From massive models to on-site solutions
There is a scaling problem that has bitten us hard in 2023. Let’s just take a look at our champions from 2022 and 2023:
No surprise that data center consumption is skyrocketing, renewable-powered or not, and resources are scarce. For instance, Microsoft’s Azure, which hosts OpenAI’s models, has been severely under-capacitated – and might still be.
While it’s possible to load these models into RAM with a CPU, it’s painfully slow – which is why LLMs perform so well on unified architectures like M-series with fast, low-latency memory. As a result, many turn to cloud resources, given the scarcity and high cost of GPUs. Despite this, GenAI is still finding its optimal place in the market.
But the catch with using massive models is that they always need an active internet connection.
This works fine until a client requires an on-site deployment, and your cloud connection is suddenly out of reach. Now you have to think small, rather than big.
What’s a Small Language Model (SLM)?
There’s no precise definition for when a language model is considered ‘big’ – it’s often a subjective distinction.
However, for practical purposes, we can think of models that can be loaded onto client devices, like Gemini Flash in Google Chrome Canary, as smaller.
Credits to https://simonwillison.net/2024/Jul/3/chrome-prompt-playground/
Yes, your browser will soon have a small language model (SLM) embedded in it – should we use this term instead of ‘LLM’?
When considering LMs from an Edge AI perspective, a model with as few as 8 billion parameters can be classified as ‘small’ if it’s feasible to load onto a client’s device. Maybe a really clear comparison between small and large LMs can be the case of GPT-4o and GPT-4o-mini. Whereas one is a full blown LLM, one is it’s smaller brother. Many times smaller but not that much less capable.
A model with 8 billion parameters, when quantized to 4 bits, requires about 4 GB of space, which is manageable for 2024-era devices, including mobile phones. Reducing precision further would decrease space requirements, but this could significantly increase perplexity (confusion).
The case for SLMs
Advancements in training strategies for language models are making smaller models increasingly effective with each new generation (currently, Meta’s Llama 3.1 8B is a state-of-the-art open-weight model). This opens up breakthrough possibilities:
- Easy fine-tuning of the model (e.g. re-training a model with your data) for a specific task
- With modest hardware (we’re talking M-series chips and a bunch of RAM usually, or GPUs with their dedicated VRAM)

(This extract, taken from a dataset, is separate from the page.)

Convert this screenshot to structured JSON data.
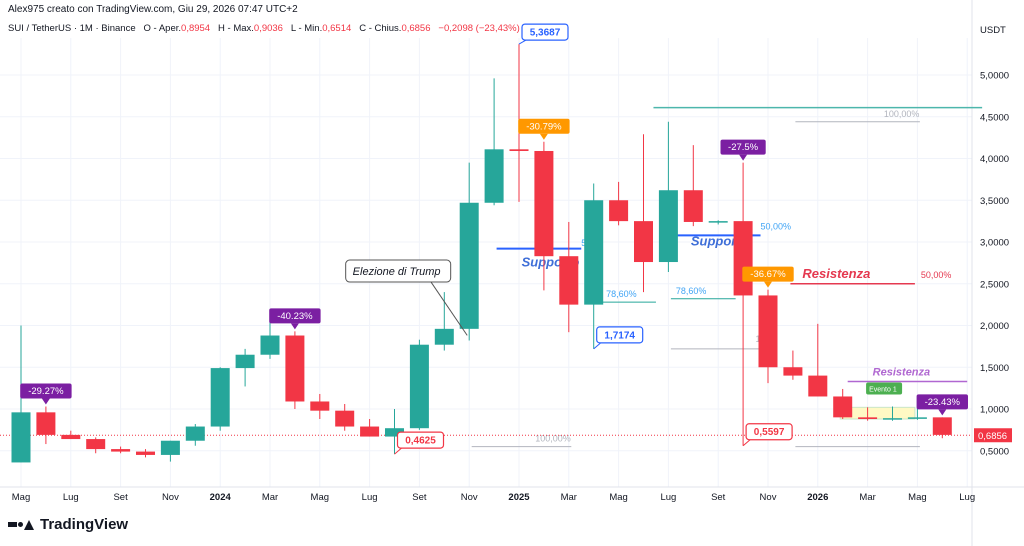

- Or in the cloud (GPT-4o mini
- Shipping your integrations with SLMs on board in the case of:
- The client’s on-premises conditions that prevent online access.

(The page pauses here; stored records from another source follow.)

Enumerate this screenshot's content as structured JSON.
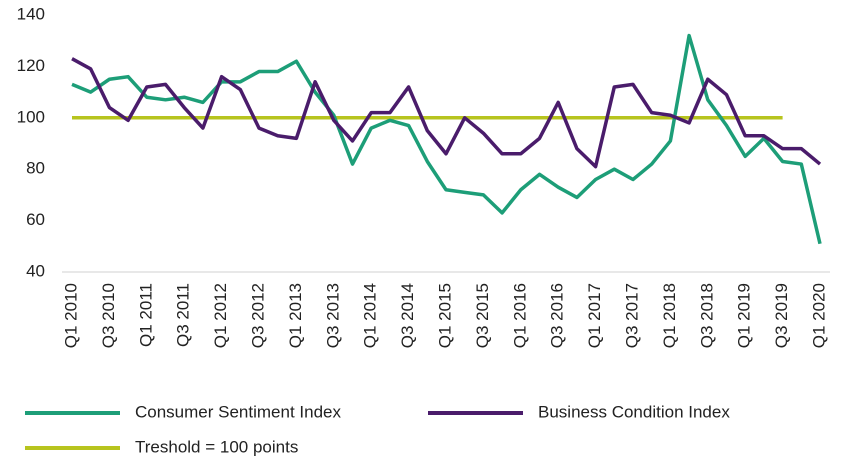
{
  "chart_data": {
    "type": "line",
    "categories": [
      "Q1 2010",
      null,
      "Q3 2010",
      null,
      "Q1 2011",
      null,
      "Q3 2011",
      null,
      "Q1 2012",
      null,
      "Q3 2012",
      null,
      "Q1 2013",
      null,
      "Q3 2013",
      null,
      "Q1 2014",
      null,
      "Q3 2014",
      null,
      "Q1 2015",
      null,
      "Q3 2015",
      null,
      "Q1 2016",
      null,
      "Q3 2016",
      null,
      "Q1 2017",
      null,
      "Q3 2017",
      null,
      "Q1 2018",
      null,
      "Q3 2018",
      null,
      "Q1 2019",
      null,
      "Q3 2019",
      null,
      "Q1 2020"
    ],
    "series": [
      {
        "name": "Consumer Sentiment Index",
        "color": "#1d9e78",
        "values": [
          113,
          110,
          115,
          116,
          108,
          107,
          108,
          106,
          114,
          114,
          118,
          118,
          122,
          110,
          101,
          82,
          96,
          99,
          97,
          83,
          72,
          71,
          70,
          63,
          72,
          78,
          73,
          69,
          76,
          80,
          76,
          82,
          91,
          132,
          107,
          97,
          85,
          92,
          83,
          82,
          51
        ]
      },
      {
        "name": "Business Condition Index",
        "color": "#4a1c6b",
        "values": [
          123,
          119,
          104,
          99,
          112,
          113,
          104,
          96,
          116,
          111,
          96,
          93,
          92,
          114,
          99,
          91,
          102,
          102,
          112,
          95,
          86,
          100,
          94,
          86,
          86,
          92,
          106,
          88,
          81,
          112,
          113,
          102,
          101,
          98,
          115,
          109,
          93,
          93,
          88,
          88,
          82
        ]
      },
      {
        "name": "Treshold = 100 points",
        "color": "#b7c41e",
        "values": [
          100,
          100,
          100,
          100,
          100,
          100,
          100,
          100,
          100,
          100,
          100,
          100,
          100,
          100,
          100,
          100,
          100,
          100,
          100,
          100,
          100,
          100,
          100,
          100,
          100,
          100,
          100,
          100,
          100,
          100,
          100,
          100,
          100,
          100,
          100,
          100,
          100,
          100,
          100,
          null,
          null
        ]
      }
    ],
    "ylim": [
      40,
      140
    ],
    "yticks": [
      40,
      60,
      80,
      100,
      120,
      140
    ]
  }
}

- The client prefers not to use big tech models due to concerns about data leaks or has regulations in place (becoming more and more common) not to use models trained on specific dataset or by specific vendor.
- Offloading the model to your clients machines (not totally feasible currently but hardware vendors are moving very fast). Recently, WebGPU (leveraging your GPUs compute power for browser-based tasks) became popular, and building on top of that we now see WebLLM taking that same approach to the LLMs that live inside the browser, or your client’s SaaS products.
In the end, you have a model that you can customize and deploy as you see fit. Plus, using open models provides additional benefits, including:
- Predictable performance (no more “Oh no, they’ve updated/broken the model on [insert cloud provider name here]”)
- Data ownership (total privacy)
Outlook for the end of 2024
Big tech is making rapid strides this year, setting ambitious goals for the market.
Microsoft is set to roll out the Phi-3 Silica model across Windows 11 machines, and Apple plans to integrate similar technology into their devices. Google is already bundling small models with Chrome and Android, hinting at further expansion.
From a performance standpoint, I hope all vendors will be wise enough to manage power consumption effectively, especially on battery-powered devices, given the significant energy demands.